We’re tired of being isolated. We miss being part of a community. We need something to look forward to. We need a reason to celebrate.
I gathered this week with 35 of my daughter’s friends to celebrate the upcoming birth of our first granddaughter. It wasn’t the same getting together on Zoom; we couldn’t enjoy a decadent cake and other treats reserved for special occasions. There were no decorations and balloons worthy of a photo on Pinterest.
But it was a celebration.
The silver lining was we were able to include friends from five countries and ten states, which wouldn’t have happened minus COVID-19.
My youngest daughter graduated from university today. It wasn’t the fanfare she’d anticipated with all her classmates and there was no inspirational message from a well-known Moody Bible Institute grad. Instead, she was celebrated by people who happen to live in her sister’s neighborhood, where she moved when her school closed down due to COVID-19.

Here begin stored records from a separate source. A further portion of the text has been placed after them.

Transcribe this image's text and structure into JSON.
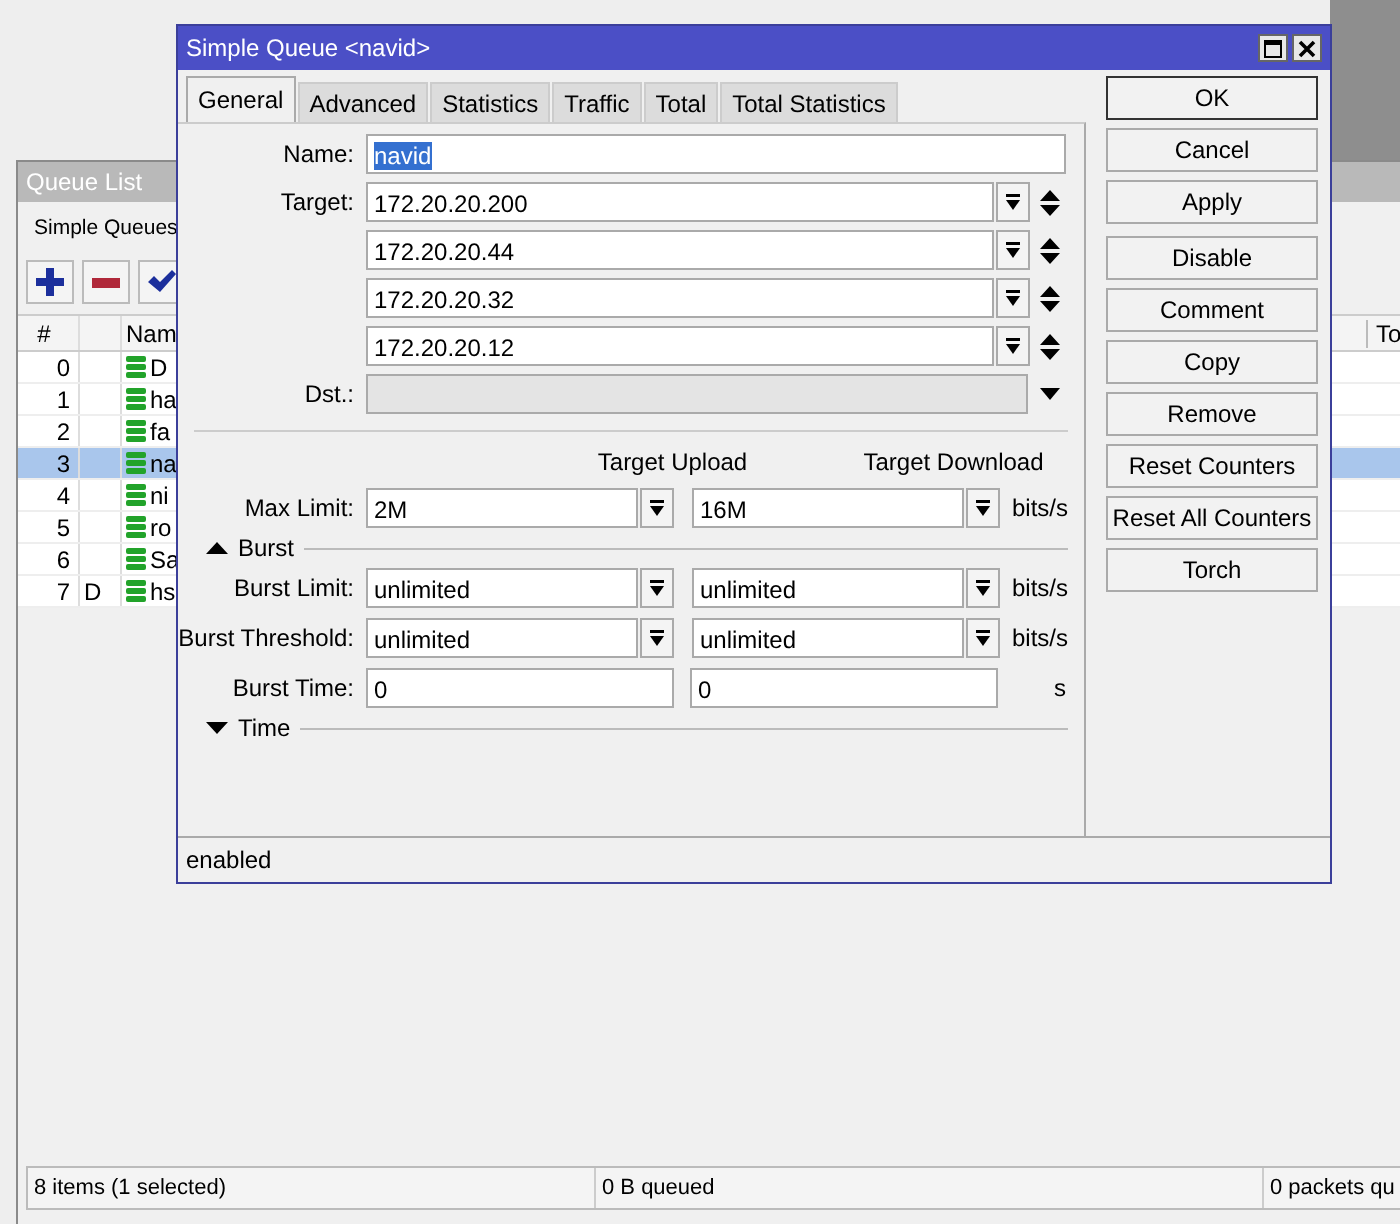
{
  "queue_list": {
    "title": "Queue List",
    "tab": "Simple Queues",
    "toolbar": [
      {
        "kind": "add"
      },
      {
        "kind": "remove"
      },
      {
        "kind": "enable"
      }
    ],
    "columns": [
      "#",
      "Nam",
      "To"
    ],
    "rows": [
      {
        "number": "0",
        "name": "D",
        "selected": false
      },
      {
        "number": "1",
        "name": "ha",
        "selected": false
      },
      {
        "number": "2",
        "name": "fa",
        "selected": false
      },
      {
        "number": "3",
        "name": "na",
        "selected": true
      },
      {
        "number": "4",
        "name": "ni",
        "selected": false
      },
      {
        "number": "5",
        "name": "ro",
        "selected": false
      },
      {
        "number": "6",
        "name": "Sa",
        "selected": false
      },
      {
        "number": "7",
        "flag": "D",
        "name": "hs",
        "selected": false
      }
    ],
    "status_bar": [
      "8 items (1 selected)",
      "0 B queued",
      "0 packets qu"
    ]
  },
  "dialog": {
    "title": "Simple Queue <navid>",
    "tabs": [
      {
        "label": "General",
        "selected": true
      },
      {
        "label": "Advanced",
        "selected": false
      },
      {
        "label": "Statistics",
        "selected": false
      },
      {
        "label": "Traffic",
        "selected": false
      },
      {
        "label": "Total",
        "selected": false
      },
      {
        "label": "Total Statistics",
        "selected": false
      }
    ],
    "name": {
      "label": "Name:",
      "value": "navid",
      "highlighted": true
    },
    "target": {
      "label": "Target:",
      "values": [
        "172.20.20.200",
        "172.20.20.44",
        "172.20.20.32",
        "172.20.20.12"
      ]
    },
    "dst": {
      "label": "Dst.:",
      "disabled": true
    },
    "columns": [
      "Target Upload",
      "Target Download"
    ],
    "max_limit": {
      "label": "Max Limit:",
      "upload": "2M",
      "download": "16M",
      "unit": "bits/s",
      "kind": "dropdown"
    },
    "sections": [
      {
        "label": "Burst",
        "expanded": true,
        "rows": [
          {
            "label": "Burst Limit:",
            "upload": "unlimited",
            "download": "unlimited",
            "unit": "bits/s",
            "kind": "dropdown"
          },
          {
            "label": "Burst Threshold:",
            "upload": "unlimited",
            "download": "unlimited",
            "unit": "bits/s",
            "kind": "dropdown"
          },
          {
            "label": "Burst Time:",
            "upload": "0",
            "download": "0",
            "unit": "s",
            "kind": "text"
          }
        ]
      },
      {
        "label": "Time",
        "expanded": false
      }
    ],
    "button_groups": [
      [
        {
          "label": "OK",
          "default": true
        },
        {
          "label": "Cancel",
          "default": false
        },
        {
          "label": "Apply",
          "default": false
        }
      ],
      [
        {
          "label": "Disable",
          "default": false
        },
        {
          "label": "Comment",
          "default": false
        },
        {
          "label": "Copy",
          "default": false
        },
        {
          "label": "Remove",
          "default": false
        },
        {
          "label": "Reset Counters",
          "default": false
        },
        {
          "label": "Reset All Counters",
          "default": false
        },
        {
          "label": "Torch",
          "default": false
        }
      ]
    ],
    "status": "enabled"
  }
}
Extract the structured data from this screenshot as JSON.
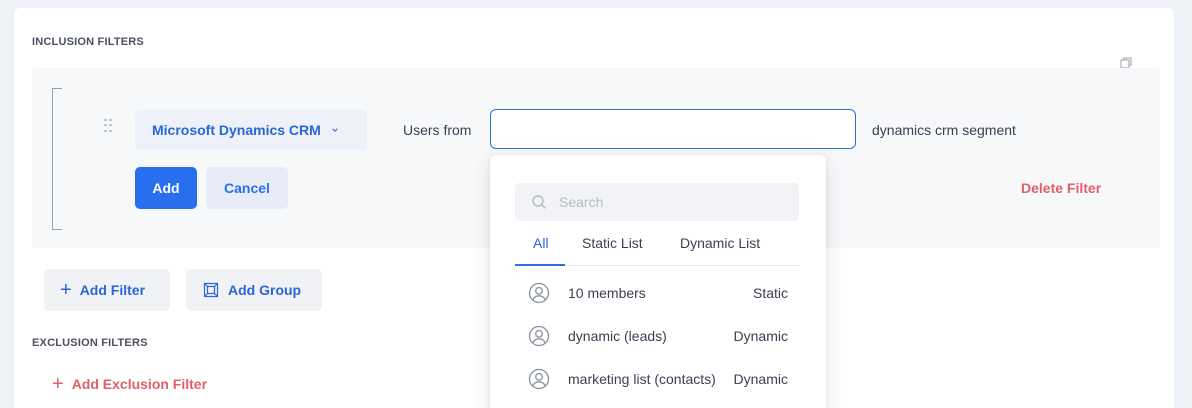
{
  "inclusion": {
    "title": "INCLUSION FILTERS",
    "source_label": "Microsoft Dynamics CRM",
    "users_from_label": "Users from",
    "segment_value": "",
    "segment_suffix": "dynamics crm segment",
    "add_label": "Add",
    "cancel_label": "Cancel",
    "delete_label": "Delete Filter",
    "add_filter_label": "Add Filter",
    "add_group_label": "Add Group"
  },
  "exclusion": {
    "title": "EXCLUSION FILTERS",
    "add_label": "Add Exclusion Filter"
  },
  "dropdown": {
    "search_placeholder": "Search",
    "tabs": [
      {
        "label": "All",
        "active": true
      },
      {
        "label": "Static List",
        "active": false
      },
      {
        "label": "Dynamic List",
        "active": false
      }
    ],
    "items": [
      {
        "name": "10 members",
        "type": "Static"
      },
      {
        "name": "dynamic (leads)",
        "type": "Dynamic"
      },
      {
        "name": "marketing list (contacts)",
        "type": "Dynamic"
      }
    ]
  },
  "colors": {
    "accent": "#2a6ef0",
    "danger": "#e0606a"
  },
  "icons": {
    "copy": "copy-icon",
    "drag": "drag-handle-icon",
    "chevron": "chevron-down-icon",
    "search": "search-icon",
    "person": "person-icon",
    "group": "group-icon",
    "plus": "plus-icon"
  }
}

They had known her less than a month, but when they found out she was graduating, they got busy planning a surprise party for her. The text went out the night before for anyone who wanted to help decorate the special chair to show up at Judy’s house at 8pm. The next morning, they showered her with cards, gifts, flowers and balloons. An especially introverted gentleman in his mid-70s, who rarely interacts with the other neighbors, literally lit up with a huge smile on his face as he handed her a sweet card with a gift card tucked inside.
Big or small, we’re all looking for a reason to celebrate.
We said farewell to a friend this week with a parade of 15 cars decorated with balloons, posters and honking horns. She stood on the sidewalk and cried the entire time. (Some of us did, too.)
Today we welcomed home a fellow airman who’d been gone six weeks longer than his six-month deployment was supposed to be.
We’ve been physically and socially separated for many months. We crave community and are desperately looking for ways to stay connected.
Reasons to celebrate are all around us. Some are more obvious than others. Regardless, let’s take a peek into others’ worlds to see how we can help them celebrate.
“Rejoice with those who rejoice.“ (NIV, Romans 12:15).